Lorsqu’on est sur un site web, si un lien mène vers une vidéo, on clique et on la visionne tout de suite. Avec un livre, il faut scanner le code qui mènera à un contenu multimedia. Vu la relative lenteur (processeur et accès Internet) des appareils mobiles pour le net ça peut prendre un certain temps. S’il faut une minute, ou disons 30 secondes pour atteindre le contenu, le lecteur sera vite lassé… enfin je pense.
D’accord avec Benoît : ce livre enrichi est un concept à la fois captivant et à contre-courant des habitudes désormais prises par la génération Internet.
Un site web qui ne charge pas la page demandée (d’accueil ou interne) en moins de 5″ est simplement sauté sans esprit de retour ; toute recherche d’information qui requiert un effort utilisateur, dérange ses habitudes de navigation ou n’affiche pas instantanément son résultat est zappée définitivement.

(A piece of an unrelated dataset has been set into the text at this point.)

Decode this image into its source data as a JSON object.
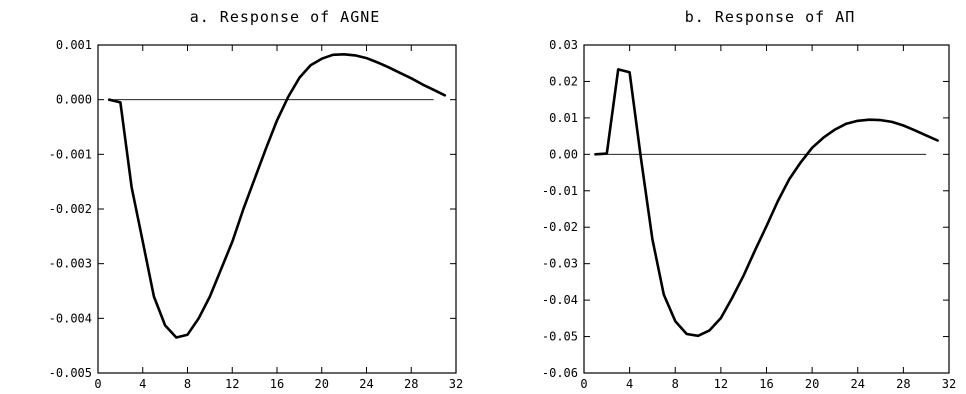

La passerelle « téléphonique » exposée ici est lourde et contre nature par rapport au document multimédia natif existant depuis la fin des années 1990, mais désormais souhaité en ligne ou téléchargeable plutôt que sur support figé – en tout cas lié à une base de données pertinente en ligne.
Le concept se rapproche des livres hybrides incorporant un CD-rom : en dehors des sujets particuliers comme architecture, arts, imagerie de synthèse… cela n’a pas tellement pris. Il est en effet peu naturel de lire de façon traditionnelle tout en gardant un ordinateur allumé juste pour cela à proximité, comme de revenir après la session de lecture avec le seul CD pour compléter l’expérience.

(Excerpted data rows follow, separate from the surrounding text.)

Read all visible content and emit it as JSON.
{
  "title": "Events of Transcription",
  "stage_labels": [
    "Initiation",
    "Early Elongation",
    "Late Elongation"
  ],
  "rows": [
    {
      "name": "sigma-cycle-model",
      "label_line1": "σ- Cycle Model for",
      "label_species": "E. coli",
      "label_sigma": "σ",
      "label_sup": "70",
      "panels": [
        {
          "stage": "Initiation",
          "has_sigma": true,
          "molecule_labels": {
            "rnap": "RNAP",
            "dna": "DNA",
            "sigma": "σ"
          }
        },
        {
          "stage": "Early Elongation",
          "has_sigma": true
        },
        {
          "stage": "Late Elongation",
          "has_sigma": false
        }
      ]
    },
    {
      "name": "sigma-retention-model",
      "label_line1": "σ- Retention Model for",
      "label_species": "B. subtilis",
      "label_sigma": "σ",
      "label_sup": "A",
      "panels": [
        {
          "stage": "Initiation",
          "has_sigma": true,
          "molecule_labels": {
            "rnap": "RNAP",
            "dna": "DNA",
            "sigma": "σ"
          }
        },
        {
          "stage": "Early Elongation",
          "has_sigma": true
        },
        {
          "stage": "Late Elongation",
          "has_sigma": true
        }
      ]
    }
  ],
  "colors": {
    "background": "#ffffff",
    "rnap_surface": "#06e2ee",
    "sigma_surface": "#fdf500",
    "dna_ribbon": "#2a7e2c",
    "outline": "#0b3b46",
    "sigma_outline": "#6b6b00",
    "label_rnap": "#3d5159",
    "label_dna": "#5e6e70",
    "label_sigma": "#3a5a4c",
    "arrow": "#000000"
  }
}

Le concept affronte donc beaucoup de handicaps ; un peu comme l’ebook-reader, à l’affichage fin et peu consommateur de courant, certes, mais… en nuances de gris et pour un tarif plus élevé qu’un ultraportable évolué, désormais disponible aussi en tablette tactile ! La piètre lisibilité des écrans LCD en extérieur se corrige déjà et n’est pas rédhibitoire par rapport aux avantages offerts. Réservé aux publics définitivement réfractaires à l’informatique nomade, le concept Reader restera probablement marginal.
Je lis depuis des années des romans aussi longs que les Jules Verne sur mes Tablet PCs sans aucune lassitude – et sur des outils qui assurent en même temps 100% de mes besoins professionnels, culturels et de loisirs.
La connection Internet utile pour élargir le champ des connaissances, trouver des références, critiques… bref enrichir éventuellement mon expérience est de plus en plus facile à trouver partout. Mais je dois aller chercher manuellement ce qui m’interpelle, je ne suis pas pris en main à l’ouverture du support numérisé.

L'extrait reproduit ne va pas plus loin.